Guild Fellowship

Fellowship is the Guild’s highest mark of esteem to senior working guides who are at the top of the craft and are active contributors to the aims and life of the Guild.

Tim Saunders MBE MA

Tim Saunders had a thirty year career as an infantry officer before leaving the army to become a full time military historian. He works in a variety of related areas including museums, documentary production, writing and of course battlefield guiding. He was a founder member of the International Guild of Battlefield Guides and its first Fellow.

Tim was a member of the Guild’s Council for eight years and Director of Validation between 2015 and 2017. He is a very active within the Guild and is currently the Fellowship Secretary.

As a director of Battlefield History TV, Tim wrote, presented and directed fifty full length military history documentaries covering periods from the Dark Ages, through the English Civil War and the Napoleonic Wars, to the Second World War.

As an author Tim has written over twenty books on subjects as diverse as the Peninsular War (Sieges of Ciudad Rodrigo (2018), The Light Division (2020)), the First World War (Westcountry Regiments on the Somme (2004)) and the Second World War (Battleground – Hells Highway, Nijmegen and The Island (2002-2006)) and Operation Totalize (2019) and Arras 1940 (2018).

 

Anthony Coutts-Britton BA (Hons)

Tony Coutts-Britton is a graduate of the Royal Military Academy Sandhurst. He also graduated Summa cum Lauda in History and Politics from the University of Maryland. He served as an Infantry Officer and Staff Officer before leaving the army as a Lieutenant Colonel to become an International Civil Servant working for NATO in Belgium. He retired in 2004 and became a full-time history lecturer and battlefield guide. He joined the Guild in its first year and gained Badge No 20 in November 2005. He was elected as the third Fellow of the International Guild of Battlefield Guides in 2014.

Tony was a Council member for several years and is a Past Chairman of the Guild. During his Chairmanship, he instituted the Guild Awards and oversaw the beginnings of the transition of the Guild into a limited company status. After stepping down as Chairman, Tony continued as a member of the Validation Team and regularly acts as a validator; a role he much enjoys.

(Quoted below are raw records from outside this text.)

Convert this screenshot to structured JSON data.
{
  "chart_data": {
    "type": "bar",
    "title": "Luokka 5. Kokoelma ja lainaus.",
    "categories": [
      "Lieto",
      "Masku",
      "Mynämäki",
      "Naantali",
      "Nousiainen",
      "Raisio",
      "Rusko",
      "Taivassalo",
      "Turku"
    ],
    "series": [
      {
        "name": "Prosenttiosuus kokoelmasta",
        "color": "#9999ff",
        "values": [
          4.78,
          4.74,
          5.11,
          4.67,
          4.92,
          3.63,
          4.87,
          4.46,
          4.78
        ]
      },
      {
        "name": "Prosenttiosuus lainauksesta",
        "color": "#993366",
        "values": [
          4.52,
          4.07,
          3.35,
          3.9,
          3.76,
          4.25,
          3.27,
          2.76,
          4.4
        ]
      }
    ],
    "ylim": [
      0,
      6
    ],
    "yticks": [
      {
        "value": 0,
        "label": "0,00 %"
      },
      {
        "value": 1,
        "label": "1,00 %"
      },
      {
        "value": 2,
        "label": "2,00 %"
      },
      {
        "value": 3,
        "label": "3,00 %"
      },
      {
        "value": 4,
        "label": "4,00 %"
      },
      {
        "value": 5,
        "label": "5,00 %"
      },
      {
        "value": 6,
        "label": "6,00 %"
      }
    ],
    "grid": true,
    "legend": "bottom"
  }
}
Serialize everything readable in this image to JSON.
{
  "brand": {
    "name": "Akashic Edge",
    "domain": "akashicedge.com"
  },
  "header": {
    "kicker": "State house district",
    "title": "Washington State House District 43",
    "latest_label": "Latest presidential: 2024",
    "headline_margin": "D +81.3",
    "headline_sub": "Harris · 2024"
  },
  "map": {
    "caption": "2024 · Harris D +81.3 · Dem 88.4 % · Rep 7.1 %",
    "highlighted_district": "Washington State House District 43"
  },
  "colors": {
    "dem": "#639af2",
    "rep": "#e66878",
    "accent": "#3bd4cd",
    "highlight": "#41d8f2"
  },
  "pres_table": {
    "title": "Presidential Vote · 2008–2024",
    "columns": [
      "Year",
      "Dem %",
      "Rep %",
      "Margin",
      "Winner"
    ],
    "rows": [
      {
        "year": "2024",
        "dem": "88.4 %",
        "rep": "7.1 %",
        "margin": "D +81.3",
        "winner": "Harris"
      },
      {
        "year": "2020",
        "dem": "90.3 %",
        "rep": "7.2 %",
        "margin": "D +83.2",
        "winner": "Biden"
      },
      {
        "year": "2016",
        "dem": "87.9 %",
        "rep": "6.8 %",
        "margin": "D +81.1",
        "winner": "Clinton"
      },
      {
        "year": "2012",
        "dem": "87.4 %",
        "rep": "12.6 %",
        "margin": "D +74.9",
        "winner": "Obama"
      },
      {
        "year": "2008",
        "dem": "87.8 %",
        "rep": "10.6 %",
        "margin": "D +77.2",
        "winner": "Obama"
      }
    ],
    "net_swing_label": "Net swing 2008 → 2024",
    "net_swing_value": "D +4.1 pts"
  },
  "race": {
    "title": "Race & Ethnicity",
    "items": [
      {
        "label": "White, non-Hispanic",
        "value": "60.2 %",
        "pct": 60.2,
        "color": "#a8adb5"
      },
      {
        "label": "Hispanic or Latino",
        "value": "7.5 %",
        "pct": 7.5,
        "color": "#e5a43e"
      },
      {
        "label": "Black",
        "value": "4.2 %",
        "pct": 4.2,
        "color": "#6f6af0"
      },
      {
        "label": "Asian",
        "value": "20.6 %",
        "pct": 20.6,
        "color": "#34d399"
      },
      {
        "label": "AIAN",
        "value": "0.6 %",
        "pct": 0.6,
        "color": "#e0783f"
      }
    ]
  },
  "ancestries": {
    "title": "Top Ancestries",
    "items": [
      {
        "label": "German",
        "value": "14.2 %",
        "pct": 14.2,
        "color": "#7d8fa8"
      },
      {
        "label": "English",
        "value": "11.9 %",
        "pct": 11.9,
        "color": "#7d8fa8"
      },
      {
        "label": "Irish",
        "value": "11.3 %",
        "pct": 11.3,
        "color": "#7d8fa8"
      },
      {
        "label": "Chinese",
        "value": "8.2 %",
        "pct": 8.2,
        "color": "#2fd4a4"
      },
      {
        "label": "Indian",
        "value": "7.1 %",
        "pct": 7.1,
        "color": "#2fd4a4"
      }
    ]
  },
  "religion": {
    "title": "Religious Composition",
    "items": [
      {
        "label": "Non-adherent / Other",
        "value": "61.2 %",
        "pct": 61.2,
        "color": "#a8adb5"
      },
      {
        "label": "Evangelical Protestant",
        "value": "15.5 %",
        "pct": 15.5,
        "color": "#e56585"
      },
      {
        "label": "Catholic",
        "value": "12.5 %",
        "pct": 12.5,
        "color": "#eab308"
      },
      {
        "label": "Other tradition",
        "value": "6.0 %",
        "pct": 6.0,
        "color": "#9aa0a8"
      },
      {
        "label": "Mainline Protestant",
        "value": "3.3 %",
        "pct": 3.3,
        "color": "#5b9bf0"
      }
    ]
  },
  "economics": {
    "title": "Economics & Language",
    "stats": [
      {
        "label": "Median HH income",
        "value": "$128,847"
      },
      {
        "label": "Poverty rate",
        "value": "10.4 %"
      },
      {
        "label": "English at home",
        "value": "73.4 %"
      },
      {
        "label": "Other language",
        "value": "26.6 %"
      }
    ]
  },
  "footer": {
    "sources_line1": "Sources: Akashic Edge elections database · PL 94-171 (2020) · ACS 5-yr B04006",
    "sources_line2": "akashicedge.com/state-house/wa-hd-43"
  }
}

As a history lecturer, much of his time is taken up with speaking engagements on cruise ships. In this role he has travelled widely to all the continents. Having delivered lectures on board about the History of Conflict relevant to the itinerary, he accompanies shore excursions to the battlefields where he is able to engage his guiding skills in delivering “smell the cordite” tours in the best tradition of the Guild. He believes himself to be fortunate to do this, often in far away locations such as the Far East, where tales of Maori Wars, battles in Indochina, Hong Kong and Korea can be recounted. As he often will say, “it is no different to delivering the tales in the February gloom of the Ypres Salient, the core skills are required and the tale must grip the tour group”.

Christopher Finn MPhil

Christopher Finn served in the RAF for 33 years as a navigator, primarily on the Buccaneer, and was a weapons and tactics specialist.  A graduate of the Joint Services’ Defence College, in 2000 he gained an MPhil in International Relations from Cambridge University.  His last 5 years in the RAF were spent at Shrivenham, firstly on the Directing Staff of the Advanced Command and Staff Course and then, on promotion to Group Captain, as the RAF’s Director of Defence Studies.  In this role he lectured extensively on air power to UK and international audiences, published articles on air power and ran the RAF’s staff ride programme.

On leaving the RAF in 2005 he spent ten years as a Senior Lecturer in Air Power Studies with Kings College London, later Portsmouth University, based at the RAF College Cranwell.

Chris’ primary expertise is in the influence of air power on the battlefield and areas such as joint fires, logistics, command and control, intelligence, campaign planning, leadership at all levels and the political aspects of warfare.  However, he has also covered maritime battles (Malta & NEPTUNE) and land battles (Monte Cassino & Berlin).

Chris lectures on Aviation and Military History to a wide range of audiences including, recently, an on-line lecture on the role of the Royal Artillery in the Imjin River Battle of the Korean War.  He is currently writing a chapter on Bomber Command tactics for a book on the Combined Bomber Offensive to be published in 2021.

He is a Fellow of both the Royal Aeronautical Society and the Higher Education Academy, and works as a volunteer Guide at the Battle of Britain Memorial Flight.

A member of the Guild since 2008 Chris gained his Badge in 2009, becoming a validator the following year.  He has organised a number of Guild Events, the last being a Guild Recce to Berlin in 2019.  He became the Chief Validator in 2015 and the Director of Validation (now Accreditation Director) in 2017.  He was elected the fourth Fellow of the Guild at the 2020 Annual Conference.